The Axtinguisher with the Degreaser will win you fights, but I'm finding myself more drawn to the Powerjack at the moment, because of the opportunity you get to chain kills against lighter classes while not having to find health to recover from the inevitable damage you sustain in close combat. The Homewrecker again is strictly defensive, or where your Engineers are having problems with incoming spies.
tl; dr
I play Pyro, but there's only 1 effective primary, and 1 map limited primary; 1 effective secondary and 1 map limited secondary; 2 effective melee weapons and 1 map limited melee weapon. My instinct is to try to balance the less useful weapons up.
The key to balancing games is making a change and playing with that change, then revising based on feedback - a model of game design that Valve have mastered. We as a community should be copying that process and adopting it - there's no point filling the forums with unlocks and arguments about relative power levels without any proof one way or the other that the idea is good. And a DPS chart isn't proof - in game testing and server logs are.

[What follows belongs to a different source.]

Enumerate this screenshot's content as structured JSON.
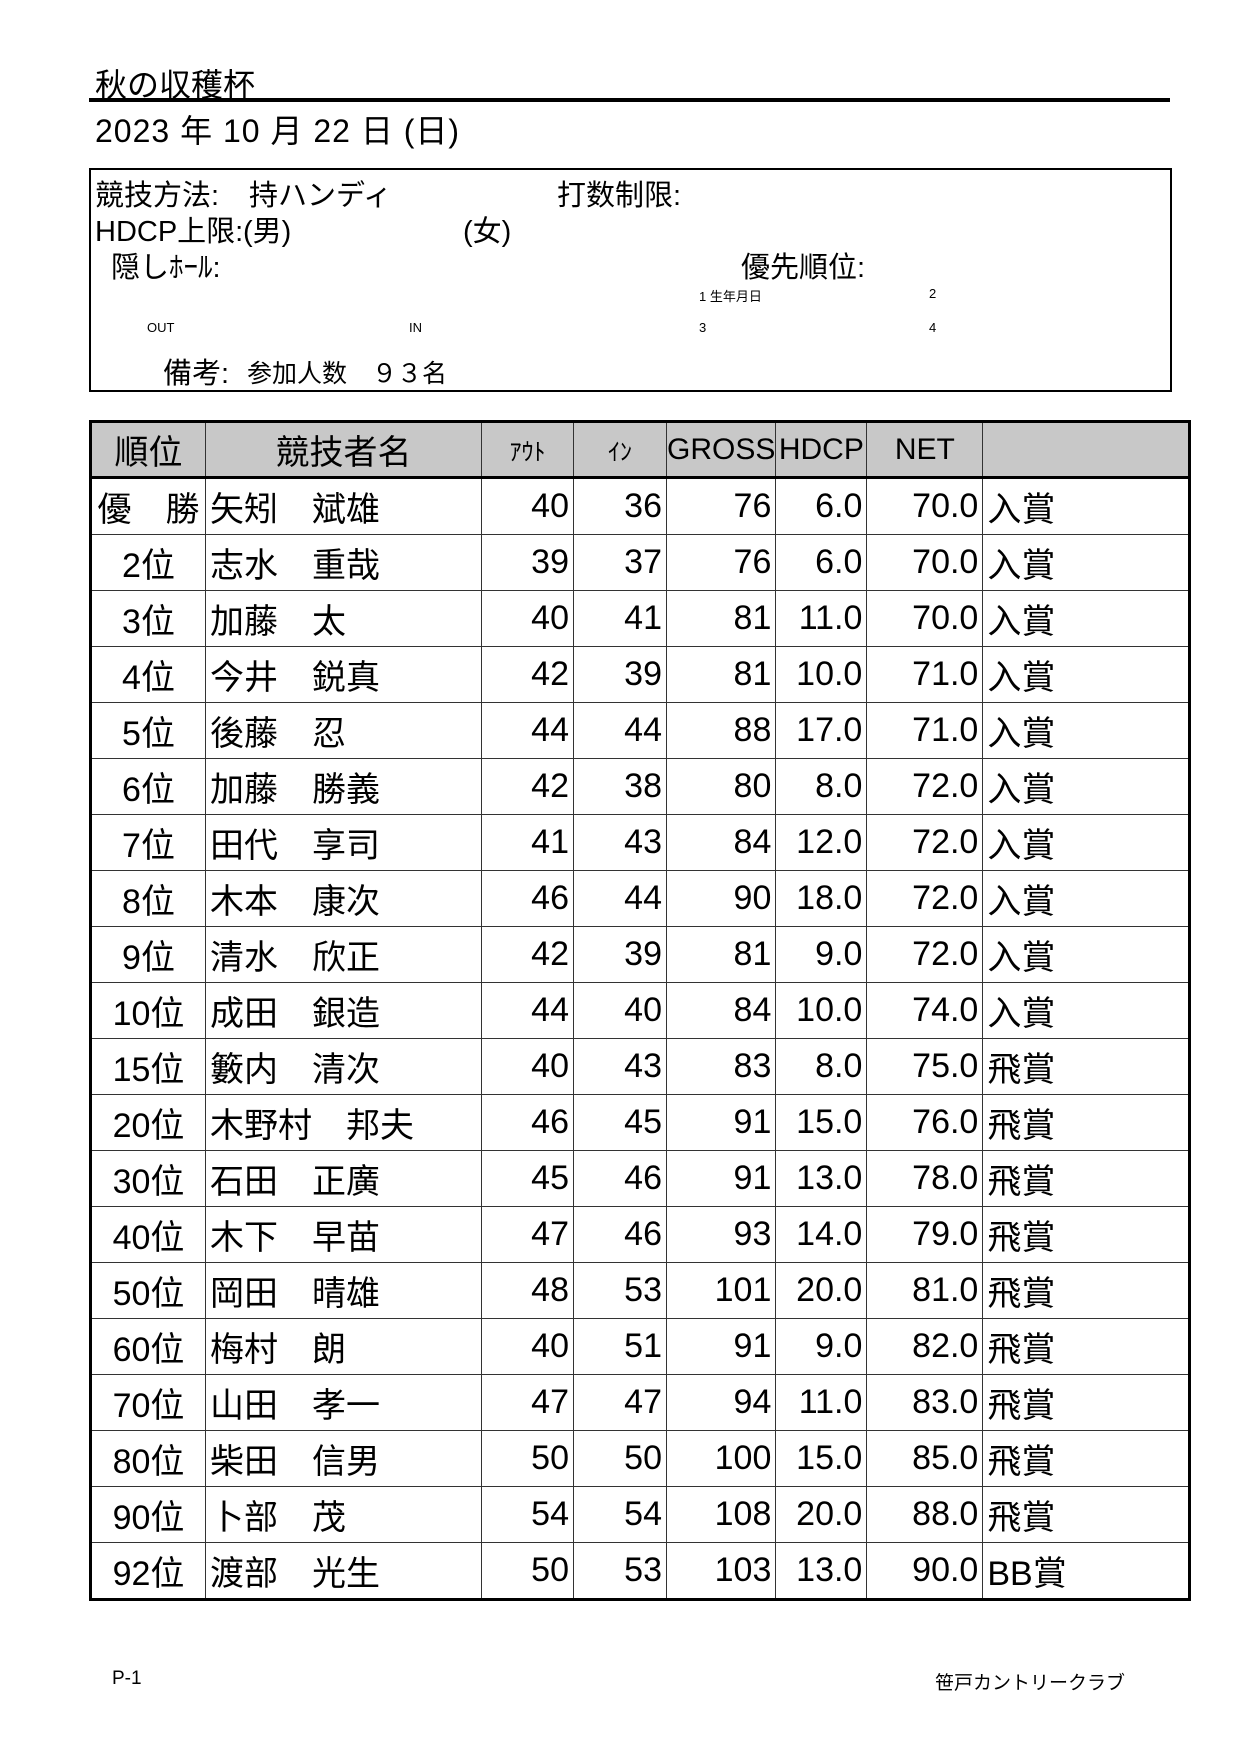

Luckily it is relatively simple to modify the weapons - done here by editing the items_game.txt file - and testing the changes by playing in offline mode. This means we can start to have this kind of discussion without relying on Valve giving us access to an open beta. It is not possible to test every kind of suggestion this way - advanced movement being an excellent example - and I'm limiting myself to not changing any other file at this stage; just to see if the process is worth doing and whether people on this forum find it at all useful. If it is not useful, and no one else feels like contributing to this effort, then I've not wasted a huge amount of time.